In 2002 Broomfield was subpoenaed to appear at Wournos’ final appeal, and his film submitted as evidence. The film Aileen: Life and Death of a Serial Killer follows the legal process of Wournos’ execution and questions the society that created her. Interviewing her childhood friends, past lovers, family and legal counsel, the film is deeply involved in the process of understanding her guilt (as Broomfield is in her trial), but fundamentally confused about how to do this. Broomfield suggests that American society is sickening, a horrific state in which the abused and the needy end up living in the woods for years taking drugs and selling themselves. It is a moving and a difficult film, harrowing but angering, too.
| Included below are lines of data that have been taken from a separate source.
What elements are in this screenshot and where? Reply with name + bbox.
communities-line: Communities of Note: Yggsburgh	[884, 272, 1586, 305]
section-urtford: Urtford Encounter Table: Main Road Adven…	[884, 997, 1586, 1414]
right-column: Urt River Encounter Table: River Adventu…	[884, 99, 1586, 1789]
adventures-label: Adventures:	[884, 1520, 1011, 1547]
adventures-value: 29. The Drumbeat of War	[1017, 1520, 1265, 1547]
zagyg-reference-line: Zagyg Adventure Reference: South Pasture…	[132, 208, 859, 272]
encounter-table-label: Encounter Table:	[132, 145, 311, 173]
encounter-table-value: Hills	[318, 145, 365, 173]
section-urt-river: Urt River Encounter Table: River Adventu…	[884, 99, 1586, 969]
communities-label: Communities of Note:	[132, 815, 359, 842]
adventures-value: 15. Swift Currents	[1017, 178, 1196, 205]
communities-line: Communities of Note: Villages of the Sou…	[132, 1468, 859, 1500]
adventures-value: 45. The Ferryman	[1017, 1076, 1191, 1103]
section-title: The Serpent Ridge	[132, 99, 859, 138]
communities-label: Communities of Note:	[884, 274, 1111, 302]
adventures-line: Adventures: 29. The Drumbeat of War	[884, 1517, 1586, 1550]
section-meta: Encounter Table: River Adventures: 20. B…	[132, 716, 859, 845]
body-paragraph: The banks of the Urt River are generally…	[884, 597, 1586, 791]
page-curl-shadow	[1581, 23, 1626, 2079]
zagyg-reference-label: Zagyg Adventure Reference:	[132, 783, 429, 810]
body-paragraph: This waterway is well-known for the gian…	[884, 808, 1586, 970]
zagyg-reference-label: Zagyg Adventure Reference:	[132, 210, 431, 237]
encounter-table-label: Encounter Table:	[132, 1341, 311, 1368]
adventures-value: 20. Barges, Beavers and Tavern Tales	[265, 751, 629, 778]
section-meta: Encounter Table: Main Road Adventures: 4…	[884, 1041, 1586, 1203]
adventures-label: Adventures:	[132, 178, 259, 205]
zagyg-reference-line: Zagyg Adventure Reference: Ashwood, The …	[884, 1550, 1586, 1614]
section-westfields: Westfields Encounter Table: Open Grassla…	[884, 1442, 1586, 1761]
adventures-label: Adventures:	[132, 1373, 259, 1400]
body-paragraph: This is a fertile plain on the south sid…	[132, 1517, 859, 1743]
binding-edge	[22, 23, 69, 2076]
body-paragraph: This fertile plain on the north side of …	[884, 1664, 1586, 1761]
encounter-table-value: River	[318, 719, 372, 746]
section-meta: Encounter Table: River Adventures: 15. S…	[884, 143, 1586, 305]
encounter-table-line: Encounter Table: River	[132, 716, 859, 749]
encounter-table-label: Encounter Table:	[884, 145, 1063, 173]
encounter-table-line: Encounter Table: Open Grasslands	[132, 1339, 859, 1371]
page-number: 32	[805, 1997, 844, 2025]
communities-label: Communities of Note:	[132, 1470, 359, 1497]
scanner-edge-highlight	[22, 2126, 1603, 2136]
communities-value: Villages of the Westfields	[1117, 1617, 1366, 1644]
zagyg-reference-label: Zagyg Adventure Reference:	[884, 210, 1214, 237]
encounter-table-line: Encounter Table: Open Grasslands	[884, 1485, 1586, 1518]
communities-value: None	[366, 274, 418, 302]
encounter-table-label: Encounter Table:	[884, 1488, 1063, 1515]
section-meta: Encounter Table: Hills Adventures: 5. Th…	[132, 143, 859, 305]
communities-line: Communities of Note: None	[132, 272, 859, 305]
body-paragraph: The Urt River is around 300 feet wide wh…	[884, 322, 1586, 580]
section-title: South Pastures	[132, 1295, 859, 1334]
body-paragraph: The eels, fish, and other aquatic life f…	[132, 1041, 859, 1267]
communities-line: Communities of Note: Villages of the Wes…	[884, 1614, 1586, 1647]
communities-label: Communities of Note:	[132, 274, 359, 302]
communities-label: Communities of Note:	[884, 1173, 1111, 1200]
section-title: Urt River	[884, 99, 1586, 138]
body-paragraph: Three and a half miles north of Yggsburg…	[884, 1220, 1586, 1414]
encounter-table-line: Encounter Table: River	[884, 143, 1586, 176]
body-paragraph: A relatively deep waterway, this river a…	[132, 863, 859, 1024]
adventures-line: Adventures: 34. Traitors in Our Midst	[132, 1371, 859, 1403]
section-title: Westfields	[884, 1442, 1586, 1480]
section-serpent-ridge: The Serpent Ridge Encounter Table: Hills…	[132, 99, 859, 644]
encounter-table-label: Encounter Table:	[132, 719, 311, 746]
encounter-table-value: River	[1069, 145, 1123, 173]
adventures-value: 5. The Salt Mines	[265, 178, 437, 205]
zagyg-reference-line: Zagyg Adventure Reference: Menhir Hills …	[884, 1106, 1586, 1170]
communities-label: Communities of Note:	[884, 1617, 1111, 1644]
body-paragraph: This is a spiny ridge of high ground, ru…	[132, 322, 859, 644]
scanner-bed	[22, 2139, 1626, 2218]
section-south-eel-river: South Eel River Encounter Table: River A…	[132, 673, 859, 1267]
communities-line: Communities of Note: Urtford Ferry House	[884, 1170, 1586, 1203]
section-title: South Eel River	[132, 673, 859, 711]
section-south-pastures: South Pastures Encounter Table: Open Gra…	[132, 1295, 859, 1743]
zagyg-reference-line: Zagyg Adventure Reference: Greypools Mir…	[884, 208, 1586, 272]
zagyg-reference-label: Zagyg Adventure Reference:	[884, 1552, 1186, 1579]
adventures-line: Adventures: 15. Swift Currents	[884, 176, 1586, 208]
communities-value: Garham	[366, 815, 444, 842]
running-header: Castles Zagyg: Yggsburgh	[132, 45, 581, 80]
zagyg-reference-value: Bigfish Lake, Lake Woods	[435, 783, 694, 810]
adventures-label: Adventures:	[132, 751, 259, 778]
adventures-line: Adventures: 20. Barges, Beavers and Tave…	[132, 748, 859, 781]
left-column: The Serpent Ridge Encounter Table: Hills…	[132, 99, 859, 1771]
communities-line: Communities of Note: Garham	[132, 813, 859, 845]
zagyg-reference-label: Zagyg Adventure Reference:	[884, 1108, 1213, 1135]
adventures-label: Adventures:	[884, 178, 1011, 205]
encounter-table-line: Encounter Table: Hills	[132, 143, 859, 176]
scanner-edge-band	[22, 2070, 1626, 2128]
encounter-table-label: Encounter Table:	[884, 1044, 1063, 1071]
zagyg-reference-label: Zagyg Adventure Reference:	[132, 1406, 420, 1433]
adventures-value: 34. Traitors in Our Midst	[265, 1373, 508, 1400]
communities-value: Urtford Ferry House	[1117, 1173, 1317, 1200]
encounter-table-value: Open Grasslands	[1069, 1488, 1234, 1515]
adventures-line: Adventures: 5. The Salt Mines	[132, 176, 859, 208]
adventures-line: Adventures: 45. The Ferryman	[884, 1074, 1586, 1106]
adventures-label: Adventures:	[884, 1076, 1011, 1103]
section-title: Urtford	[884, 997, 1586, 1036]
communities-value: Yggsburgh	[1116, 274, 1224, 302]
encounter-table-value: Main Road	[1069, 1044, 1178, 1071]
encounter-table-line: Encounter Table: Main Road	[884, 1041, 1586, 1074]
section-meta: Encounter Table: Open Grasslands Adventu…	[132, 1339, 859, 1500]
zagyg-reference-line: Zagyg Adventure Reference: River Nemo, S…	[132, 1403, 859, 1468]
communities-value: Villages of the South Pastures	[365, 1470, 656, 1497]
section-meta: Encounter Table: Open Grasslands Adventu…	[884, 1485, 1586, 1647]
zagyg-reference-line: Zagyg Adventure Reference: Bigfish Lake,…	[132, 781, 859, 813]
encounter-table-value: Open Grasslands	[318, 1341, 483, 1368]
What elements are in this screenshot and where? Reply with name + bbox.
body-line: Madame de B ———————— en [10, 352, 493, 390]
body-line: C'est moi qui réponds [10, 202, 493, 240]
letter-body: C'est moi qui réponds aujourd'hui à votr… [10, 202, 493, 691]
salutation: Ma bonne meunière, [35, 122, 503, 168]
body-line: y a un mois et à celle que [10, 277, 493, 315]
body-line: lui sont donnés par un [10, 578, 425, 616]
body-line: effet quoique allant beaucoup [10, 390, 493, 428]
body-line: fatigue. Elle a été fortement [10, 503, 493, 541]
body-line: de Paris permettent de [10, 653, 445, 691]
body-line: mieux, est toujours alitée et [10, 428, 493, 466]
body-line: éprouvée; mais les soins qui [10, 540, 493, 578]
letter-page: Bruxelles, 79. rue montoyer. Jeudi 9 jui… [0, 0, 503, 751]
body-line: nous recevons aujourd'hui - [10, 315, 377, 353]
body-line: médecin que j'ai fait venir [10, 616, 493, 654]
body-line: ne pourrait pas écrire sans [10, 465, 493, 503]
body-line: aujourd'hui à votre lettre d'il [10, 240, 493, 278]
The film’s clear logic is that the violence, drugs and social disability of Aileen’s life contributed to her horrific descent, without a safety net, into a world of hitchhiking prostitution. According to this thesis, because of the lack of support and care she came into contact with horrific men (her first victim, who she originally alleged had anally raped her, had several previous convictions for sexual offences). Her initial defence had been self-defence, and she argued to her death that the police had known about her and had ‘let her kill again’ to encourage media interest. Indeed, she argued that the only reason she was called a serial killer was ‘the number’ which allowed the police to sell the rights to a higher bidder and increase the media witchhunt against her. It seems, however, a simplistic notion that she simply ‘lost her mind’ after the first killing. By its own reasoning, the film lacks sharpness on this point. She killed another six men within 12 months of the first, and pled self-defence for them all. She is either a serial murderer or insane, but the film can’t quite work out whether it is arguing for innate natural madness or socially conditioned insanity. Either way, it is obvious–as Broomfield points out in his briefing to the press at the end–that Wournos was not in full possession of her mind in the years before her execution. Whatever her mental state during the murders, she was evidently insane. Broomfield’s distanced persona and gravitas is crucial at this point–he simply allows the audience to make their own mind up. I would suggest that all those sitting in the theatre with me when I saw this disagreed with Jeb Bush’s official 15-minute psychological evaluation of her mental fitness to be executed (although, much like the version of her guilt or lack thereof, this is highly contingent and subjective).
You still have those seven victims, but, it feels at the end of this film, that Wournos herself becomes number eight. It is clear by the end of the film that Wournos wants to die because of the horrific pressures of Death Row. She has been consistently ill-served by the law, her family, the community and the media. The film indicts the entire weird, warped society of the United States as complicit somehow in her case, and in the horrific consequences of her actions.